Attaché effectivement à certaines valeurs d’antan, Obskuritatem n’entend rien bouleverser de ce qui fût établi en ces temps anciens (le début des années 90 en Norvège et en France). Ainsi, passé cette lente et entêtante introduction qui nous entraîne sans préambule dans les plus viles profondeurs de la Terre, le groupe intensifie rapidement son discours à coup de riffs bien souvent répétés ad-nauseam, de blasts et autres fulgurances Punk taillés pour laisser libre court à nos plus primitifs instincts et de mélodies obscures rendues particulièrement envoûtantes par ce caractère répétitif qui leur est volontairement appliqué. Bien entendu, Obskuritatem ne fait pas que foncer tête baissée pendant près de quarante minutes et les ralentissements et autres séquences mid-tempo sont légion tout au long de U Kraljevstvu Mrtvih... ("Gospodar Samoće" dès 2:43 et ce jusqu’à 5:26, "U Kraljevstvu Mrtvih..." de 5:24 à 7:42, "Povratak Vampira" et ses sept minutes de mid-tempo, cette longue conclusion instrumentales qu’est "Posljednji Trzaj Života"). Là encore, la nature répétitive de ces mouvements concoure bien évidement à la mise en place de ces ambiances ritualistes et mystérieuses mais ils sont surtout pour Obskuritatem le moyen de rompre avec ces assauts linéaires (mais certainement pas lassants) menés pied au plancher ("Gospodar Samoće", "U Kraljevstvu Mrtvih..." et "Gdje Tišina Vječno Vlada").
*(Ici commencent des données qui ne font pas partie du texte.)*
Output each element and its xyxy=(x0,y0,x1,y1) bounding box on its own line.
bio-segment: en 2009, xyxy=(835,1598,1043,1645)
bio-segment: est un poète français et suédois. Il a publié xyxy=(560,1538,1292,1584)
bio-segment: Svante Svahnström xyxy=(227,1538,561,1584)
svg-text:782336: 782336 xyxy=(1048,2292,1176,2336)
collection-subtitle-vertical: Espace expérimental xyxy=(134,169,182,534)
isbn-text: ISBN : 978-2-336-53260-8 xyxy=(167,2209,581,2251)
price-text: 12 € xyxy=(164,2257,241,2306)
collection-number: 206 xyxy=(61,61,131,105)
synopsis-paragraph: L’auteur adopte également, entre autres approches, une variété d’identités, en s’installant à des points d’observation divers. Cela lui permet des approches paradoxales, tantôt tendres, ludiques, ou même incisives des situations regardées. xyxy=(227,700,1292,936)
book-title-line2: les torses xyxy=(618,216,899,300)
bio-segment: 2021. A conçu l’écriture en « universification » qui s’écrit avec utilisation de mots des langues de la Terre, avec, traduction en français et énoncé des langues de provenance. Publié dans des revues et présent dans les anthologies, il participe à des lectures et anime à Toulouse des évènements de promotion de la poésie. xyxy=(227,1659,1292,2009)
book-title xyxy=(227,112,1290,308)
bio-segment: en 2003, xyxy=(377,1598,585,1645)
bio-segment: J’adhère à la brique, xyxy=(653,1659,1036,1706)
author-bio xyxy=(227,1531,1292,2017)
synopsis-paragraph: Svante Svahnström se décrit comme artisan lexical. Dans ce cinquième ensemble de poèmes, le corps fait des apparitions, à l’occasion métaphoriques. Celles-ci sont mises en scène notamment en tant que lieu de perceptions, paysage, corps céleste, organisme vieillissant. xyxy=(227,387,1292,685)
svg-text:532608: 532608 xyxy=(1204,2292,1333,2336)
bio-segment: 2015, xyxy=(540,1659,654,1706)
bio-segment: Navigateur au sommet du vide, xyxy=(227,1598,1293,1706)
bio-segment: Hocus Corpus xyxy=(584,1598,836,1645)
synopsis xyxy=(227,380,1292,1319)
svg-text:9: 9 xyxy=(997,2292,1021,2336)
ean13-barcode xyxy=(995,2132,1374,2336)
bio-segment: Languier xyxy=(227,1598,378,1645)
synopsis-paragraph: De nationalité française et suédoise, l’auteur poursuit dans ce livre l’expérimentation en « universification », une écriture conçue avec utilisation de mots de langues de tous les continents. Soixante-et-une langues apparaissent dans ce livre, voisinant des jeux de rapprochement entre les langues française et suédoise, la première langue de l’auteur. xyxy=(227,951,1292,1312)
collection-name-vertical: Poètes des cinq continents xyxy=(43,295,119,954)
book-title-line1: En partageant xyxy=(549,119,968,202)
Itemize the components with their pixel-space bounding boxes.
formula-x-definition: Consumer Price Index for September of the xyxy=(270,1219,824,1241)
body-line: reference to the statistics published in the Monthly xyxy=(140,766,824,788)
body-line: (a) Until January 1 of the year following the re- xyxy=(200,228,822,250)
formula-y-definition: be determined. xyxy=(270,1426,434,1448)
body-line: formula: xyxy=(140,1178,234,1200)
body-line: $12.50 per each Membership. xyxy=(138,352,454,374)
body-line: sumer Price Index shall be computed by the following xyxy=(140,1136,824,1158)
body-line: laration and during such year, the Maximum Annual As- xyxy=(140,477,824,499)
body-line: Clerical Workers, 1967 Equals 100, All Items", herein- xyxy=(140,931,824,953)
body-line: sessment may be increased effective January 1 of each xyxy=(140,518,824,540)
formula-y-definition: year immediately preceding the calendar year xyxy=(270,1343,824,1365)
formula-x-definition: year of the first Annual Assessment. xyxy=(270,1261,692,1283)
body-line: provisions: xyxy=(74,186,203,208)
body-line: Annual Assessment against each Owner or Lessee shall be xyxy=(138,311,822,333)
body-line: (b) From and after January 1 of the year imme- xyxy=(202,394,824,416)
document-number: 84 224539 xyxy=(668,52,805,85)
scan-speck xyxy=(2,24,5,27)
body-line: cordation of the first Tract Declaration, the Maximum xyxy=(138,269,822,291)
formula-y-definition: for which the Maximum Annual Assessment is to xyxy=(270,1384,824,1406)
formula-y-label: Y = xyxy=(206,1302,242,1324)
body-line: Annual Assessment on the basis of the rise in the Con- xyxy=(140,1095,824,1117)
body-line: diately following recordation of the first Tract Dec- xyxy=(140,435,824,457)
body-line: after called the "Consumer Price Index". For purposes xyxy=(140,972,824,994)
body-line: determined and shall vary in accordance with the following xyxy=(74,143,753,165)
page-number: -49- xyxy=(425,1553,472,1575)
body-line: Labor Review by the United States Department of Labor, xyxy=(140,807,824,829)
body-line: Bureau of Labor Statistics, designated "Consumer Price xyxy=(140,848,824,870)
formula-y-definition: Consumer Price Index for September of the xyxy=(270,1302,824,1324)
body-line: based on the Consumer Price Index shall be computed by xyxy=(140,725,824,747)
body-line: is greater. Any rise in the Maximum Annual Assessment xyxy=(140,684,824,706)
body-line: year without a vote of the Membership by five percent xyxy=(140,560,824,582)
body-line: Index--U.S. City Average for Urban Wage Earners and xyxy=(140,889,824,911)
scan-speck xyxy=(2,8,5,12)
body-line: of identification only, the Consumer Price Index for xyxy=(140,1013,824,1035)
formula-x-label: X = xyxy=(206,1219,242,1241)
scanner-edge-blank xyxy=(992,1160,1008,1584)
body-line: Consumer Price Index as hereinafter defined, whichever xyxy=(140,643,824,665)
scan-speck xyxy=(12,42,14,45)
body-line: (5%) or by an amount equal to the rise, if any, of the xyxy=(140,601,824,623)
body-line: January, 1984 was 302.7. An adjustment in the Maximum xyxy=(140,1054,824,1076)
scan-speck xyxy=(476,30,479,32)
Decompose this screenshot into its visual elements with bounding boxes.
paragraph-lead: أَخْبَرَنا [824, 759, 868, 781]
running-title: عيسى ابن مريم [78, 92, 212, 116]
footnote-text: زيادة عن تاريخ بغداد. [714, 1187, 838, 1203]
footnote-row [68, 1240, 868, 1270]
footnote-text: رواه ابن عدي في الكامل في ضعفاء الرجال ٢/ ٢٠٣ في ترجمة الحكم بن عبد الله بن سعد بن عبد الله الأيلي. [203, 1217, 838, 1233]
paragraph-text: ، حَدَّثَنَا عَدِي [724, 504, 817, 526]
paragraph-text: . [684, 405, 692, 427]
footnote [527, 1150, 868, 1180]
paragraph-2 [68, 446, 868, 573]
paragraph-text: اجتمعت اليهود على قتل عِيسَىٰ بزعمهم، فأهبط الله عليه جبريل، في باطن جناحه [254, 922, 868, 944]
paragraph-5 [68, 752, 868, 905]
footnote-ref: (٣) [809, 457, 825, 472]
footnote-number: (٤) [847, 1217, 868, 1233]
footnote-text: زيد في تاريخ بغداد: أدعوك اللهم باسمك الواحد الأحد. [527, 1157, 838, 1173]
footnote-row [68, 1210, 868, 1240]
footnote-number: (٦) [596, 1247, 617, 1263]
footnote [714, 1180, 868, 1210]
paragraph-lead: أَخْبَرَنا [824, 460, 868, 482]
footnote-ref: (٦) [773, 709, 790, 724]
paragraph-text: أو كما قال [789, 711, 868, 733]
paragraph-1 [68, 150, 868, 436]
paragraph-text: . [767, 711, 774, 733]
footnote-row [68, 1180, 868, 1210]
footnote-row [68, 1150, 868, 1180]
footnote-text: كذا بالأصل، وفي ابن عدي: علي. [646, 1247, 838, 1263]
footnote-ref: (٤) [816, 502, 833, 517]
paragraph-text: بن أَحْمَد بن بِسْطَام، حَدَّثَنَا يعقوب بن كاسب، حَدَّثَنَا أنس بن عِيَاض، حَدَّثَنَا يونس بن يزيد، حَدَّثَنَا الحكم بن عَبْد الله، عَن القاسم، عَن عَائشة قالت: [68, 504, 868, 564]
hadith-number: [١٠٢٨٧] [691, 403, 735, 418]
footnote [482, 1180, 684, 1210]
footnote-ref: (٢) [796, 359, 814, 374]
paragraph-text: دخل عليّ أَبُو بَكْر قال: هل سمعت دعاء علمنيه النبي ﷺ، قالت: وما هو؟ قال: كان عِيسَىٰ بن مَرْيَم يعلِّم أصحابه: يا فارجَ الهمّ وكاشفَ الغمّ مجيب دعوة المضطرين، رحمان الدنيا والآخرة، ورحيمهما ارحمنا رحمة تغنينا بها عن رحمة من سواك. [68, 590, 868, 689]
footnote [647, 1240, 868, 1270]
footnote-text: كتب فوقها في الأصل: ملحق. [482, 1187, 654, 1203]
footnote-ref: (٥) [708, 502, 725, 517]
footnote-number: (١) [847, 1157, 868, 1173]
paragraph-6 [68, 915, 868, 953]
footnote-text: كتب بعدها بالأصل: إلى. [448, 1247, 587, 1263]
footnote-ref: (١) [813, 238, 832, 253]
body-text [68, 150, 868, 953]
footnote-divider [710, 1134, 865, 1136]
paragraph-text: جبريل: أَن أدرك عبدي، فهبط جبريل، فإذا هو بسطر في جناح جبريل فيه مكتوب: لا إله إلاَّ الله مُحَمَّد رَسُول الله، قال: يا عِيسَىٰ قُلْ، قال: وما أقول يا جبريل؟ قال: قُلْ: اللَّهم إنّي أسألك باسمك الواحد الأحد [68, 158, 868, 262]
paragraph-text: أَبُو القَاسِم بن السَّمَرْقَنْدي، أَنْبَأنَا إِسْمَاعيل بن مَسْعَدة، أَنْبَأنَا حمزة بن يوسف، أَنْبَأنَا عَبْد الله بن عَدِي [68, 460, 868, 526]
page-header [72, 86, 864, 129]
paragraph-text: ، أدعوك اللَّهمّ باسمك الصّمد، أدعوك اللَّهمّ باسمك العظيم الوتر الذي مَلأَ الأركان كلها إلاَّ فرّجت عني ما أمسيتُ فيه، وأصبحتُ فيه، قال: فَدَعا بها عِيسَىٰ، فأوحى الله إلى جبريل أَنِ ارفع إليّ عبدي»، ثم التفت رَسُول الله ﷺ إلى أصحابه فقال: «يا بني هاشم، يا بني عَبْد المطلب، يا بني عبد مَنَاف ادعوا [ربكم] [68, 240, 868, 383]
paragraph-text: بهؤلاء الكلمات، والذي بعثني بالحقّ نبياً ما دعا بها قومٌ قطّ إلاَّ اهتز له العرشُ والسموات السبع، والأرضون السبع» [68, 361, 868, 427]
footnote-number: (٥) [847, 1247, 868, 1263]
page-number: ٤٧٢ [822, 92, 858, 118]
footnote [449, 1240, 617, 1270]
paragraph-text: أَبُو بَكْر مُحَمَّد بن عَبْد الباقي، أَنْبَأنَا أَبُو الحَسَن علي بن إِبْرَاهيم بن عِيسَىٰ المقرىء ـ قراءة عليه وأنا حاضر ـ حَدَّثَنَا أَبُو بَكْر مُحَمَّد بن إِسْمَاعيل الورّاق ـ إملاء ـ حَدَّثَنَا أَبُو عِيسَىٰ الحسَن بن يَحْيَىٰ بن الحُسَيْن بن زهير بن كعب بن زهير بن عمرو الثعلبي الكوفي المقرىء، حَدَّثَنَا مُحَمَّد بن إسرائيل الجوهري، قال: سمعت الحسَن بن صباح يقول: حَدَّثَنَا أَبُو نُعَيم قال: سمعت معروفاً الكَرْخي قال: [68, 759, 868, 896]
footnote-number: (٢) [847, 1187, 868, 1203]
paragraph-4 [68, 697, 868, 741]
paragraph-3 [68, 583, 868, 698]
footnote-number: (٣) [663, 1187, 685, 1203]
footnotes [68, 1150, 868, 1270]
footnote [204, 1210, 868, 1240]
Adepte d’un Black Metal misanthrope et rétrograde, Obskuritatem n’entend pas plaire à tout le monde avec sa formule. Et c’est d’ailleurs très bien comme ça puisqu’en matière de Black Metal calibré pour le plus grand nombre, il y a déjà largement de quoi faire. S’inscrivant volontairement dans une démarche élitiste incitant l’amateur potentiel à chercher, fouiller, creuser quitte à devoir plus tard dépenser quelques euros supplémentaires pour faire l’acquisition de pièces éditées en de très petites quantités, le groupe de Bosnie-Herzégovine (le premier d’ailleurs chronique sur Thrashocore) propose ici un premier album qui ravira tous les amateurs de formations obscures et exigeantes aimant cultiver une certaine confidentialité. En tout cas, voilà un disque à ne pas mettre dans toutes les oreilles.